えな

ドライブ・マイ・カーのえなのレビュー・感想・評価

ドライブ・マイ・カー(2021年製作の映画)
4.5
原作未読だと思う。前半は知ってるような気もしたほど夫婦の会話シーンは村上春樹色が強い。
いままで観た邦画とあまりにも質が違いすぎて、なぜこんな映画が突然?と戸惑った。観ていて映画を観ていることをときどき忘れてしまうほとその空間の中にいるような不思議な感覚に陥った。邦画としての期待値をあげていても驚かされるほどだったがこの映画は芸術的な映画に慣れてない日本人に評価されるんだろうか。今まで「興収のため」とアイドル起用や変な挿入歌、詐欺まがいの広告、無理矢理なハッピーエンド、原作愛のない映画化など繰り返してきた邦画業界へのモヤモヤがこの作品に出会ってだいぶ晴らされた。日本映画の未来はあると思わせてくれた。
西島秀俊が運転して被災地を訪れた「風の電話」と同じ監督かなと思ったけど違ったかー。
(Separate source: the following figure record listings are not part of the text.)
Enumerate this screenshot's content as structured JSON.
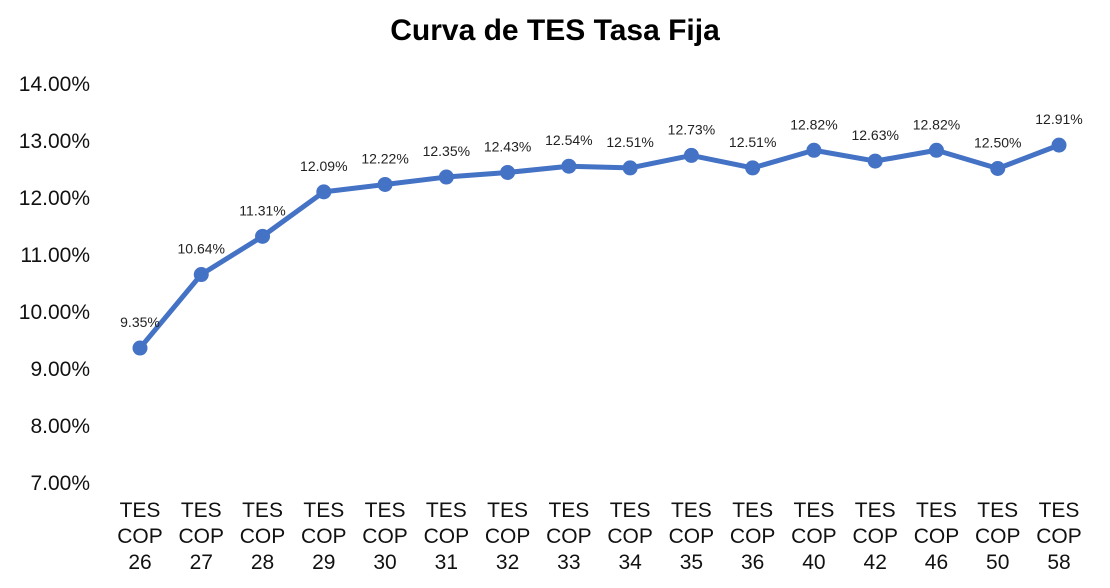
{
  "chart_data": {
    "type": "line",
    "title": "Curva de TES Tasa Fija",
    "xlabel": "",
    "ylabel": "",
    "ylim": [
      7,
      14
    ],
    "yticks": [
      "7.00%",
      "8.00%",
      "9.00%",
      "10.00%",
      "11.00%",
      "12.00%",
      "13.00%",
      "14.00%"
    ],
    "grid": false,
    "legend": "none",
    "color": "#4472C4",
    "categories": [
      [
        "TES",
        "COP",
        "26"
      ],
      [
        "TES",
        "COP",
        "27"
      ],
      [
        "TES",
        "COP",
        "28"
      ],
      [
        "TES",
        "COP",
        "29"
      ],
      [
        "TES",
        "COP",
        "30"
      ],
      [
        "TES",
        "COP",
        "31"
      ],
      [
        "TES",
        "COP",
        "32"
      ],
      [
        "TES",
        "COP",
        "33"
      ],
      [
        "TES",
        "COP",
        "34"
      ],
      [
        "TES",
        "COP",
        "35"
      ],
      [
        "TES",
        "COP",
        "36"
      ],
      [
        "TES",
        "COP",
        "40"
      ],
      [
        "TES",
        "COP",
        "42"
      ],
      [
        "TES",
        "COP",
        "46"
      ],
      [
        "TES",
        "COP",
        "50"
      ],
      [
        "TES",
        "COP",
        "58"
      ]
    ],
    "series": [
      {
        "name": "Curva de TES Tasa Fija",
        "values": [
          9.35,
          10.64,
          11.31,
          12.09,
          12.22,
          12.35,
          12.43,
          12.54,
          12.51,
          12.73,
          12.51,
          12.82,
          12.63,
          12.82,
          12.5,
          12.91
        ],
        "labels": [
          "9.35%",
          "10.64%",
          "11.31%",
          "12.09%",
          "12.22%",
          "12.35%",
          "12.43%",
          "12.54%",
          "12.51%",
          "12.73%",
          "12.51%",
          "12.82%",
          "12.63%",
          "12.82%",
          "12.50%",
          "12.91%"
        ]
      }
    ]
  }
}
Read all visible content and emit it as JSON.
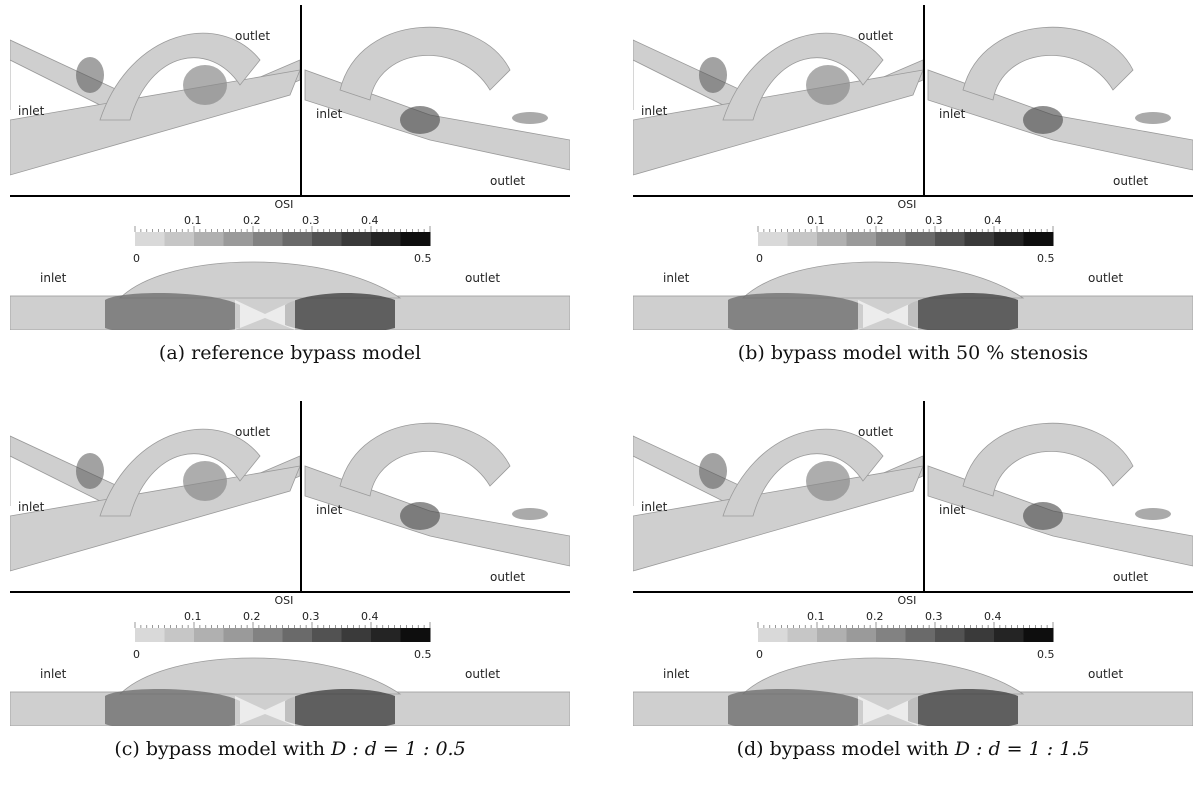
{
  "figure": {
    "panels": [
      {
        "id": "a",
        "caption": "(a) reference bypass model",
        "labels": {
          "top_left_inlet": "inlet",
          "top_left_outlet": "outlet",
          "top_right_inlet": "inlet",
          "top_right_outlet": "outlet",
          "bottom_inlet": "inlet",
          "bottom_outlet": "outlet"
        },
        "colorbar": {
          "title": "OSI",
          "ticks": [
            "0.1",
            "0.2",
            "0.3",
            "0.4"
          ],
          "min": "0",
          "max": "0.5"
        }
      },
      {
        "id": "b",
        "caption": "(b) bypass model with 50 % stenosis",
        "labels": {
          "top_left_inlet": "inlet",
          "top_left_outlet": "outlet",
          "top_right_inlet": "inlet",
          "top_right_outlet": "outlet",
          "bottom_inlet": "inlet",
          "bottom_outlet": "outlet"
        },
        "colorbar": {
          "title": "OSI",
          "ticks": [
            "0.1",
            "0.2",
            "0.3",
            "0.4"
          ],
          "min": "0",
          "max": "0.5"
        }
      },
      {
        "id": "c",
        "caption_prefix": "(c) bypass model with",
        "caption_math": "D : d = 1 : 0.5",
        "labels": {
          "top_left_inlet": "inlet",
          "top_left_outlet": "outlet",
          "top_right_inlet": "inlet",
          "top_right_outlet": "outlet",
          "bottom_inlet": "inlet",
          "bottom_outlet": "outlet"
        },
        "colorbar": {
          "title": "OSI",
          "ticks": [
            "0.1",
            "0.2",
            "0.3",
            "0.4"
          ],
          "min": "0",
          "max": "0.5"
        }
      },
      {
        "id": "d",
        "caption_prefix": "(d) bypass model with",
        "caption_math": "D : d = 1 : 1.5",
        "labels": {
          "top_left_inlet": "inlet",
          "top_left_outlet": "outlet",
          "top_right_inlet": "inlet",
          "top_right_outlet": "outlet",
          "bottom_inlet": "inlet",
          "bottom_outlet": "outlet"
        },
        "colorbar": {
          "title": "OSI",
          "ticks": [
            "0.1",
            "0.2",
            "0.3",
            "0.4"
          ],
          "min": "0",
          "max": "0.5"
        }
      }
    ],
    "colorbar_colors": [
      "#d9d9d9",
      "#c6c6c6",
      "#b0b0b0",
      "#9a9a9a",
      "#828282",
      "#6a6a6a",
      "#525252",
      "#3a3a3a",
      "#242424",
      "#0e0e0e"
    ]
  }
}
濱口監督作品完全に初見。ロードムービーによくある景色の流れかたと違って後部座席から後ろの暗い景色の描写が多く、それが不安と物悲しさを感じさせてきて心を揺さぶられた。この監督の作品を今後観ていきたい。
韓国人の通訳してた旦那さん、素敵な人柄が伝わってくる表情がとても好きだった。あんな夕食の場に出会いたい。